ZANU-PF did not fall with Robert Mugabe, and it will not fall with Emmerson Mnangagwa. Mnangagwa has to realise that he faces a real prospect of not finishing 2020 as the leader of ZANU-PF. The threat is real, and it is his own making.
ZANU-PF has what it takes to rally the whole of Zimbabwe across the divide against Mnangagwa and his shady family. He can save the situation by focusing on genuine development with the little time left. Bu that means he has to disappoint a whole lot of looters around him.
He cannot expect to silence Zimbabweans with buses imported at a cost of US$54 million government funded profit to Mr Kuda Tagwireyi.
What is going to happen is the buses will be seen as a vehicle of ill gotten wealth, not a relief to our transport woes.
It is sickening to think that someone could even think of making money through the CIVID19 pandemic. There is a reason why Mnangagwa has not spoken publicly on Drax and related COVID19 racket scandals.
Mnangagwa is squandering an opportunity to consolidate his personal support base even with the clueless and utterly thoughtless Nelson Chamisa as he justifiably pays for his misguided lawless popularity.
If Mnangagwa is advised that the fall of Chamisa means his political security then he needs to fire all his advisors.

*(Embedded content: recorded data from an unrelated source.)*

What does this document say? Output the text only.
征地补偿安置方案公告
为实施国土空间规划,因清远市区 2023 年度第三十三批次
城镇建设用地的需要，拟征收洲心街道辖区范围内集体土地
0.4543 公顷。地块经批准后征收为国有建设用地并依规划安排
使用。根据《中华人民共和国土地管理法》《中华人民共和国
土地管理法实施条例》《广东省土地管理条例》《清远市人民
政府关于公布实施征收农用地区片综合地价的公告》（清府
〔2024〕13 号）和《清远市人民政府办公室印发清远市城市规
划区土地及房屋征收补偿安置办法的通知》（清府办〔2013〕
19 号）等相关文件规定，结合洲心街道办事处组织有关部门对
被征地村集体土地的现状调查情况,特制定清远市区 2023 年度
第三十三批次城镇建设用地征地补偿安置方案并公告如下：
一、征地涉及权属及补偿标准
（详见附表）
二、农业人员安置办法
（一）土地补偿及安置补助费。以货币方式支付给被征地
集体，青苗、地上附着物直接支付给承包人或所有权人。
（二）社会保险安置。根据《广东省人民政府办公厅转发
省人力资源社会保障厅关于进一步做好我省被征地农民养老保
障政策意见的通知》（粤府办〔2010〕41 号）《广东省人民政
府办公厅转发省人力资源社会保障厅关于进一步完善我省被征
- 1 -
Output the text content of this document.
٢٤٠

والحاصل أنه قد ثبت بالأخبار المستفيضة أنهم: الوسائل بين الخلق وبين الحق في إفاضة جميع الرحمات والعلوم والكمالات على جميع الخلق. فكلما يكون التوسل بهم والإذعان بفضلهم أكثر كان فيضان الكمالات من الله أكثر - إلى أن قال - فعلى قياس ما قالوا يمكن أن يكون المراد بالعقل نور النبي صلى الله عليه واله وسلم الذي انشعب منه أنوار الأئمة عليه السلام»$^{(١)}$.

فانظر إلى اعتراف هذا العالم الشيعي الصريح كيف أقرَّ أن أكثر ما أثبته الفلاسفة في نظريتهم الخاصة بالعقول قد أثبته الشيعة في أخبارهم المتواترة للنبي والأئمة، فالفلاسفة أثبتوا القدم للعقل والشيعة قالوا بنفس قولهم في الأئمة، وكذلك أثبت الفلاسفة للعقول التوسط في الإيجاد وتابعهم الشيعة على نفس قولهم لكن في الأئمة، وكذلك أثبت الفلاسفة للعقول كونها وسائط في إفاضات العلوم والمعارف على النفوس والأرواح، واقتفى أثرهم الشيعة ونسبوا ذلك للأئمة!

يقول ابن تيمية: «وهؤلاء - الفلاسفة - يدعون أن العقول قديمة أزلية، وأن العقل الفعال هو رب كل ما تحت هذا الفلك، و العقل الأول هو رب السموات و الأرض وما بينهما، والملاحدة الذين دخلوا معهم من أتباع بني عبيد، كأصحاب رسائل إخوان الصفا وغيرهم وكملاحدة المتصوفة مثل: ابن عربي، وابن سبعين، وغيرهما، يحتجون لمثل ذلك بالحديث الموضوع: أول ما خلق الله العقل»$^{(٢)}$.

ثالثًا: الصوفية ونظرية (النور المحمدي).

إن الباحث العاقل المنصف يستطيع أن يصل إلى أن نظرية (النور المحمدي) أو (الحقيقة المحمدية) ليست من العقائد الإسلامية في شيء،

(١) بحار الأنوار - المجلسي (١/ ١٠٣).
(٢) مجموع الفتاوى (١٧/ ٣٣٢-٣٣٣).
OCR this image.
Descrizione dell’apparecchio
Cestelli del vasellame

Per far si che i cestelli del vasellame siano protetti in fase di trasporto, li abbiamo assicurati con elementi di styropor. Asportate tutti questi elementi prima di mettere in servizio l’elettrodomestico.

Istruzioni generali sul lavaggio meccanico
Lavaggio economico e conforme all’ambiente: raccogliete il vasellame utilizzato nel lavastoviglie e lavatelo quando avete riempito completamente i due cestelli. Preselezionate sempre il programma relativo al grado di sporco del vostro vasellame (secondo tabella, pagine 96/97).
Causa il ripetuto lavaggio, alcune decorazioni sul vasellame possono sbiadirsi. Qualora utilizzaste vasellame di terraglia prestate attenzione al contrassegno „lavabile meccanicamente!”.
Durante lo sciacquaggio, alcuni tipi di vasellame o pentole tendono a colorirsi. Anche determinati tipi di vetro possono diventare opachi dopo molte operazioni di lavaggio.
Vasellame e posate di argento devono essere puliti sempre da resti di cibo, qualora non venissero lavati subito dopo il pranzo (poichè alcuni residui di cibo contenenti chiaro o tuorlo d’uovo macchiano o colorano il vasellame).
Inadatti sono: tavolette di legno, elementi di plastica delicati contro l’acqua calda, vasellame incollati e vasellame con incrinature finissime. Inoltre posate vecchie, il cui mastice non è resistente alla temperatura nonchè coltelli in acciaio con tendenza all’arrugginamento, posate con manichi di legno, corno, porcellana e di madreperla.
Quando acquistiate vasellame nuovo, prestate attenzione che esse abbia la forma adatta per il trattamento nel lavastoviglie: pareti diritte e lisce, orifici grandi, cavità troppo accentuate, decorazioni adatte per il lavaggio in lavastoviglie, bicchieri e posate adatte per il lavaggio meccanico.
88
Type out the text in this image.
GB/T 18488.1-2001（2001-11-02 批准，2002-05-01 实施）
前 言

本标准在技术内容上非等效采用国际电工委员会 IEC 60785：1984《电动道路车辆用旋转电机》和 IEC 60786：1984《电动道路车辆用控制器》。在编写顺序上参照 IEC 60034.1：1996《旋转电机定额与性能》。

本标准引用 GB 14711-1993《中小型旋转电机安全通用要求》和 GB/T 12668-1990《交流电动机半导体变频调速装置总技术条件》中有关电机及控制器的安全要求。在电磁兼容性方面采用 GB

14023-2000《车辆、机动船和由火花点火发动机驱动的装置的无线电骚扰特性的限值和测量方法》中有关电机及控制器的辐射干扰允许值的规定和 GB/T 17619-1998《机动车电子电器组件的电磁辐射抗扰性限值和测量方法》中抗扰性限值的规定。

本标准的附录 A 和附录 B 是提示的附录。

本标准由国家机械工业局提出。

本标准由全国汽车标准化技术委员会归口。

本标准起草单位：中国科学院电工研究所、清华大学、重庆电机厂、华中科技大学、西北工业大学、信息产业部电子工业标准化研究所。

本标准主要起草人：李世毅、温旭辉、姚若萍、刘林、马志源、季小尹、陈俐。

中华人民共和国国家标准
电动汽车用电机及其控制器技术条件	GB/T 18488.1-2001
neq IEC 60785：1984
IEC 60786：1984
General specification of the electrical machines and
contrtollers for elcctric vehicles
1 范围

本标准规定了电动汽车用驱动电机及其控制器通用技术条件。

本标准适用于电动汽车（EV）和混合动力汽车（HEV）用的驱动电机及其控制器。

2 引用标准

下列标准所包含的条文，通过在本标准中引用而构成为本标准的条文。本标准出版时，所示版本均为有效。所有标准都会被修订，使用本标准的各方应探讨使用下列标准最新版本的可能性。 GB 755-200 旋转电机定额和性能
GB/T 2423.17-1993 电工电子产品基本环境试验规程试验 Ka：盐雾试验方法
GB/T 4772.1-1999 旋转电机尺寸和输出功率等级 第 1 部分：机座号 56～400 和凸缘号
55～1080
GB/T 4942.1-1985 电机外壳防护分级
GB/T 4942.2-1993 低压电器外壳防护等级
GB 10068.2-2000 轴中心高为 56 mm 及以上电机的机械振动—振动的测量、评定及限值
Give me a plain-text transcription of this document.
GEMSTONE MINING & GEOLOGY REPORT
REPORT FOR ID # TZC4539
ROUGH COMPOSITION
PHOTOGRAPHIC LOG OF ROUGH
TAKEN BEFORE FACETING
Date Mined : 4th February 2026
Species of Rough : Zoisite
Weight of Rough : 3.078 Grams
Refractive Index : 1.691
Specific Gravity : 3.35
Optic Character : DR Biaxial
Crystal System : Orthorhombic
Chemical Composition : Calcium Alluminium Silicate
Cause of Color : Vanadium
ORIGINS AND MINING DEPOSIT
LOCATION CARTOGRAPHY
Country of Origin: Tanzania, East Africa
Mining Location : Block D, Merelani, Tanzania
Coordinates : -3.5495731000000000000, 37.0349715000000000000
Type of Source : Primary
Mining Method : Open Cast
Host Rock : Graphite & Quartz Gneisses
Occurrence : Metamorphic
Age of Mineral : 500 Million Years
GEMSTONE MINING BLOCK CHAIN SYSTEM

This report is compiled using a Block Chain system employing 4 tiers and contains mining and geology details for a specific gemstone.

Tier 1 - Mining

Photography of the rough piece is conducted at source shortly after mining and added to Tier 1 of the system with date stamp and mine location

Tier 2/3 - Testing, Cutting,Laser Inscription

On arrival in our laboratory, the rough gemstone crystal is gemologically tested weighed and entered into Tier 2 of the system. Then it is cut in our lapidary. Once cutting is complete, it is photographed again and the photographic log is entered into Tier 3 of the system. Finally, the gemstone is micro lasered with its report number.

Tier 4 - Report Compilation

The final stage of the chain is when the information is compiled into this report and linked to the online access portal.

Zimbabweans are not going to put up with corrupt mediocrity for another 37 years, especially after realisation that we have an army, parliament and revolutionary partly capable of defending the people’s will.
This looting will be abated and arrested politically because the whole racket is apolitical creation blessed and endorsed politically. The people will rise and defend their party and legacy.
No one will be allowed to wear the jacket of the liberation party’s name while looting. ZANU-PF is not looting. Thieves masquerading as ZANU-PF stalwarts are looting. That is about to be stopped, and I stand informed of pending repercussions.
Zimbabwe we are one and together we will overcome. It is homeland or death!
- Reason Wafawarova is a political writer based in Sydney Australia.